The Controlling Board recently OK'd the Department of Agriculture's appropriation request without comment, with funds slated to be used for payroll and other expenses, including reimbursements to dog breeders and retailers for federal background checks.
The outlay will be covered through fees paid by breeders, with collections starting this month.
Under a new state law, breeders who produce nine litters of puppies and who sell 60 or more dogs annually are required to obtain a license.
Application fees range from $150 to $750, depending on the number of dogs sold in a year. Licenses can be denied to individuals convicted of animal cruelty or animal fighting crimes in the past 20 years or revoked if breeders mistreat their animals.
The state agriculture department is responsible for housing, nutrition, exercise and other care standards for breeders, with inspections annually to ensure those standards are being followed.
Existing breeders are supposed to apply for licenses by Jan. 1. The deadline for submitting completed applications is Dec. 31; those failing to do so could face enforcement actions.
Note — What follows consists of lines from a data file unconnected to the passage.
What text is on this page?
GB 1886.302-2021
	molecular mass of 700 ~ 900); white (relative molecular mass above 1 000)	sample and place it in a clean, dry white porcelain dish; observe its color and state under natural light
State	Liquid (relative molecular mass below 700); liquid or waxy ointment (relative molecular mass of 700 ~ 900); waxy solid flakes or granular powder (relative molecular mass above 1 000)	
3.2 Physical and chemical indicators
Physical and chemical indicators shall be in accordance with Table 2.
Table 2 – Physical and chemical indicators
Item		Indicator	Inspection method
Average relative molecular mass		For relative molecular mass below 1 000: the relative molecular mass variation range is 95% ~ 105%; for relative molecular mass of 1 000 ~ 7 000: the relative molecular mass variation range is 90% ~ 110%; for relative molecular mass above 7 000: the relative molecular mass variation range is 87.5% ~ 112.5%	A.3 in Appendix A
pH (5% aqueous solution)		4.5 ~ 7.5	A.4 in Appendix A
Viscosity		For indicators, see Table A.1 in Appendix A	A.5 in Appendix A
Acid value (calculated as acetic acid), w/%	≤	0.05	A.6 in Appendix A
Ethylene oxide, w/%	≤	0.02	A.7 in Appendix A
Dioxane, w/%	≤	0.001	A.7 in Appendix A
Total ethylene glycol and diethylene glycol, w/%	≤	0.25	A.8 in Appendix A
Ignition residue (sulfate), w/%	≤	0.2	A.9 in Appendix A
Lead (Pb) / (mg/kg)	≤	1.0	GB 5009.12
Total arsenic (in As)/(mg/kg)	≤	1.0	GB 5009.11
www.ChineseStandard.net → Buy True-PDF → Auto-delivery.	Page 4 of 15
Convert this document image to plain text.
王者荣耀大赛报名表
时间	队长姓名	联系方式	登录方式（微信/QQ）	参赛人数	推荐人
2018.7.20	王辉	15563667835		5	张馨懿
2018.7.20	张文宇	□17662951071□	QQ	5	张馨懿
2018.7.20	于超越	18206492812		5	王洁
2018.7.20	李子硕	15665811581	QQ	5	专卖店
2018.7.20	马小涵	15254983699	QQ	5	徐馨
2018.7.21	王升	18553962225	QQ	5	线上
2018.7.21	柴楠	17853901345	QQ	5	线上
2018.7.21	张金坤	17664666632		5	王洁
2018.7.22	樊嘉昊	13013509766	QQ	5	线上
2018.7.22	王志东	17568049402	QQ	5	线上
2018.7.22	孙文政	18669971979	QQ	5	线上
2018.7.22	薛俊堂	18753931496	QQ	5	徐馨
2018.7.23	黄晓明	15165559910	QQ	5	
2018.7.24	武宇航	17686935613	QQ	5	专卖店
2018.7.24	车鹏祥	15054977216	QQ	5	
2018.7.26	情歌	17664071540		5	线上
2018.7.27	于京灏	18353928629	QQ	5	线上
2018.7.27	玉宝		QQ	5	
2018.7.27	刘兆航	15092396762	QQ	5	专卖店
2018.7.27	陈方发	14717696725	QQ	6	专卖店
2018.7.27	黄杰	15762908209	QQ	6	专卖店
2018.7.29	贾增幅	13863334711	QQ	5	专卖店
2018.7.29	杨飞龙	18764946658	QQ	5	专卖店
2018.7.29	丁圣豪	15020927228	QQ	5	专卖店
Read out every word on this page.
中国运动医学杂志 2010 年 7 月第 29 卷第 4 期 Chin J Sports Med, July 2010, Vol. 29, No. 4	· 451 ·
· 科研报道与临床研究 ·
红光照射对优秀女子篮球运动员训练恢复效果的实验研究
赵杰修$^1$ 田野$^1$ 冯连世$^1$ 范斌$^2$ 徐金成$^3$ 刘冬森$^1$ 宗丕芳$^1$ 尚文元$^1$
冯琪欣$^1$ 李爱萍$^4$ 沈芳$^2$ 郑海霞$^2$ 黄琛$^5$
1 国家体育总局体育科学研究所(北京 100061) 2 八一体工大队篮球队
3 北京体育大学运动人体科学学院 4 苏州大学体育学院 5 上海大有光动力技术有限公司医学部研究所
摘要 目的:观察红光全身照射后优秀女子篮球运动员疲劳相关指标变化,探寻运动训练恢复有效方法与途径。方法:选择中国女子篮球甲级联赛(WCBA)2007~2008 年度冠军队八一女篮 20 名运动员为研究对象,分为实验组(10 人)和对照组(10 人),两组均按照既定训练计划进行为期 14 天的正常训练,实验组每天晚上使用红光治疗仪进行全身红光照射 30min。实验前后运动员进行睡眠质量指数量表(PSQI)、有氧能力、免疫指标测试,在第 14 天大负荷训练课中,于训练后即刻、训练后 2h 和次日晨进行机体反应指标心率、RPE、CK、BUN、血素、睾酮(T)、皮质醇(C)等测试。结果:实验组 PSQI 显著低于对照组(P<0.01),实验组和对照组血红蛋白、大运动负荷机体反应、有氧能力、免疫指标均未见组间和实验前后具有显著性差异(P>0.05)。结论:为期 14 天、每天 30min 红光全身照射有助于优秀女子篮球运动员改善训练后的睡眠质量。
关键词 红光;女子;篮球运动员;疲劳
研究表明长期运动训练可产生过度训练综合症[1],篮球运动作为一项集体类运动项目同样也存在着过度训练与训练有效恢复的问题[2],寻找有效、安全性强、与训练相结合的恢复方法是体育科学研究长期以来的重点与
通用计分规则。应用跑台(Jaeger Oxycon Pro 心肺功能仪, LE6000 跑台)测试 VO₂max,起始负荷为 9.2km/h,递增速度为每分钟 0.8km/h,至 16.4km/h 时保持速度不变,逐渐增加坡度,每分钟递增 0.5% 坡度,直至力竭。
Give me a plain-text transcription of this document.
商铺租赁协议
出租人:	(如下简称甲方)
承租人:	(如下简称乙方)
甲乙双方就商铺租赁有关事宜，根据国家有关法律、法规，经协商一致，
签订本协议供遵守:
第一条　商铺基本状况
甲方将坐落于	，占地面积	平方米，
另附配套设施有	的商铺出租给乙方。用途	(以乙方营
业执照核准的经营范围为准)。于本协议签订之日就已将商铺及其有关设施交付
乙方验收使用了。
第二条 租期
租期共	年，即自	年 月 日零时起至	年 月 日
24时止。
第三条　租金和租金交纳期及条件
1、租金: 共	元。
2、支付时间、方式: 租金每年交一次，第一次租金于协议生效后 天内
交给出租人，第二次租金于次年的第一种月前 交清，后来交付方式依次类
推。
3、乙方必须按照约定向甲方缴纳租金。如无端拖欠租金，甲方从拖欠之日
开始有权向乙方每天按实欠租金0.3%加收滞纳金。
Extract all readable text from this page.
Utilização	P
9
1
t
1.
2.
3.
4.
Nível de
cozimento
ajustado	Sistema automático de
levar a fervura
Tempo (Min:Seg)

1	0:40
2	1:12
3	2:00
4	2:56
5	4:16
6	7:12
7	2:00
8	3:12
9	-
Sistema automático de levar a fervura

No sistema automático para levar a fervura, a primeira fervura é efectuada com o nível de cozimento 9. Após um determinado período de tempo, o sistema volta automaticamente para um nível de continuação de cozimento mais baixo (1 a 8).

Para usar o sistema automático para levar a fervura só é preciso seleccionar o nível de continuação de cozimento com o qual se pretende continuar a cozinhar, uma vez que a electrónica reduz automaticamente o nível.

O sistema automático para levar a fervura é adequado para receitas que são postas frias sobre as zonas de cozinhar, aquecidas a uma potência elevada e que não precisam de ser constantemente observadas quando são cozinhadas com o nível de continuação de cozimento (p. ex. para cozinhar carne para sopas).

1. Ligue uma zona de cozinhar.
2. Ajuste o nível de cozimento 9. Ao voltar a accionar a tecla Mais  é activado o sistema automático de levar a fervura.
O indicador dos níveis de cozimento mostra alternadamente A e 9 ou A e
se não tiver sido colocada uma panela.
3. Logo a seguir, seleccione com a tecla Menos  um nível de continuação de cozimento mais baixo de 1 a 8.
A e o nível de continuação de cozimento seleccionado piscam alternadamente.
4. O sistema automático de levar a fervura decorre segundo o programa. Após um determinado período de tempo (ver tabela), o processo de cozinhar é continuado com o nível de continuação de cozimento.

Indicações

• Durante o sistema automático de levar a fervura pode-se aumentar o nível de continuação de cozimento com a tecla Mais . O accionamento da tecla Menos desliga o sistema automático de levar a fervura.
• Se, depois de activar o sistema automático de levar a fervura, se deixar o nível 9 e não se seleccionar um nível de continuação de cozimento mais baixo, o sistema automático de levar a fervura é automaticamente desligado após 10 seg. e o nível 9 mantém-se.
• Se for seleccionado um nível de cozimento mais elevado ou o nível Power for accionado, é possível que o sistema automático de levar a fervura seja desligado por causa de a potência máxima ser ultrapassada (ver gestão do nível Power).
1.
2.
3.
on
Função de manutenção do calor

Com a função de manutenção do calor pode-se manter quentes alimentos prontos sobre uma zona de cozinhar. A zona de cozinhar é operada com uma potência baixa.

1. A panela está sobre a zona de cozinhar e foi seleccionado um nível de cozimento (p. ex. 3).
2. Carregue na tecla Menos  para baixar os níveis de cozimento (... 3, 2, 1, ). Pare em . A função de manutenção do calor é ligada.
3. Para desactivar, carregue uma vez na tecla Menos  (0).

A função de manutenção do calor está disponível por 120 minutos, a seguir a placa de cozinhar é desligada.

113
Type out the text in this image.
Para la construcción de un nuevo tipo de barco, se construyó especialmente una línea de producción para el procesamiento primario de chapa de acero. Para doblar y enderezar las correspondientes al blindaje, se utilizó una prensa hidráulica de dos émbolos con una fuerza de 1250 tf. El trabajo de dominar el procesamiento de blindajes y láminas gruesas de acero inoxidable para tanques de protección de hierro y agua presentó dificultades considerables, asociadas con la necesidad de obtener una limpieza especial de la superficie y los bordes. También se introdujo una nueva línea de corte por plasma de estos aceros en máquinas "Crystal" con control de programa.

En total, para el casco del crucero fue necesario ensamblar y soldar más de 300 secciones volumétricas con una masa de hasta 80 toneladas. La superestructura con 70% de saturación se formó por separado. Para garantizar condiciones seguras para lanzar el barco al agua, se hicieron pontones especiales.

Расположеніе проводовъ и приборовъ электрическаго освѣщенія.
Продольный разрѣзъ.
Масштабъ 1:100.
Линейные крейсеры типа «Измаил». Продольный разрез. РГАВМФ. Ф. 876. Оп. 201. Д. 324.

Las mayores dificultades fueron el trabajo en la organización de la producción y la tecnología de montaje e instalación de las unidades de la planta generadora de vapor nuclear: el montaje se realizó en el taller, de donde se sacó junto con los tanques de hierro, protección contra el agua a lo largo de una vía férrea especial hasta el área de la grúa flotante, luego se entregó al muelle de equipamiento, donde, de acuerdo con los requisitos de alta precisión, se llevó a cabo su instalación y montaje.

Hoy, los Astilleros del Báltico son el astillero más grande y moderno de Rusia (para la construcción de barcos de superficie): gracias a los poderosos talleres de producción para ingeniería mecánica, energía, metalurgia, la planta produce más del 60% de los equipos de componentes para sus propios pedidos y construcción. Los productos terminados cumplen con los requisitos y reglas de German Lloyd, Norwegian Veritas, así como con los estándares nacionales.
The Ohio Department of Agriculture has hired four inspectors and an administrator for the dog breeding program, said Erica Hawkins, a spokeswoman for the agency. Three additional support staff are splitting their time between that program and the state's dangerous wild animal program; the assistant state veterinarian oversees both programs.
The agency expects at least 300 breeders will seek commercial dog breeding licenses, based on a survey conducted earlier this year, Hawkins said.